Another cell leader, older than most, leaned back against the wall. “Iran is not Turkey,” he said quietly. “They respond differently. If this goes wrong, it won’t stay local.”

“That is true,” the commander replied without hesitation. “Our objective is limited. We are not declaring war. We are opening a door and closing it again before anyone decides to look too closely.”

A younger leader broke it at last. “And if PJAK fails to capitalize on this,” he asked, “if they take the weapons and disappear?”

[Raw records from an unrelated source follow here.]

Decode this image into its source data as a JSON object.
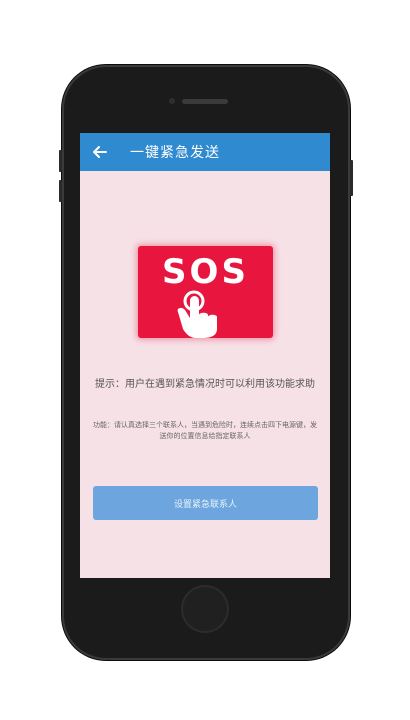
{
  "app": {
    "title": "一键紧急发送"
  },
  "sos": {
    "label": "SOS",
    "colors": {
      "card": "#e8163f",
      "hand": "#ffffff"
    }
  },
  "content": {
    "hint": "提示：用户在遇到紧急情况时可以利用该功能求助",
    "function_desc": "功能：请认真选择三个联系人，当遇到危险时，连续点击四下电源键，发送你的位置信息给指定联系人"
  },
  "actions": {
    "set_contacts_label": "设置紧急联系人"
  },
  "theme": {
    "appbar": "#2f8ad0",
    "background": "#f6e1e6",
    "button": "#6da5de"
  }
}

The intelligence officer answered this time. “Then we have learned something at acceptable cost. But if they succeed, we gain a partner with terrain access, cross-border reach, and a shared enemy. Movements that endure do not choose their allies because it is comfortable. They choose them because it is necessary.”

The commander surveyed the room once more.

“This operation is not about Iran alone,” he said. “It is about demonstrating that we are not cornered, that our struggle extends beyond a single border, and that we are capable of coordinated action despite pressures we face.

“We move only if everyone here understands their role,” the commander concluded. “Questions are welcome. Doubt is acceptable.”

The intelligence officer glanced at his watch again.

One of the cell leaders from the northern corridor spoke first, his tone apologetic but firm. “Our resources are already committed,” he said. “We have authorization for an operation against a Turkish military convoy. A senior official will be present. Surveillance is ongoing, and if we divert now, we lose the window entirely.”

Another leader nodded in agreement. “The same applies to us. Men, logistics, safehouses, they are already tied to that action. Standing them down would expose them.”

Before the commander could respond, a third voice entered the conversation from the far side of the room.

“We have standing orders for actions along the western coast,” the man said. “Cells are in motion. Communications are compartmentalized. Pulling them back now would create more risk than proceeding.”

The regional commander’s brow furrowed. The western coast was far from this theater. For a brief moment, his eyes flicked to the intelligence officer, who gave no visible reaction at all.

“Western coast,” the commander repeated slowly.

He said nothing else about it. Not yet. Questions could wait.

Silence followed, dense and expectant. Then one by one, four of the remaining cell leaders spoke saying they could particpate. The commander exhaled once, quietly. He nodded. "Let's begin then."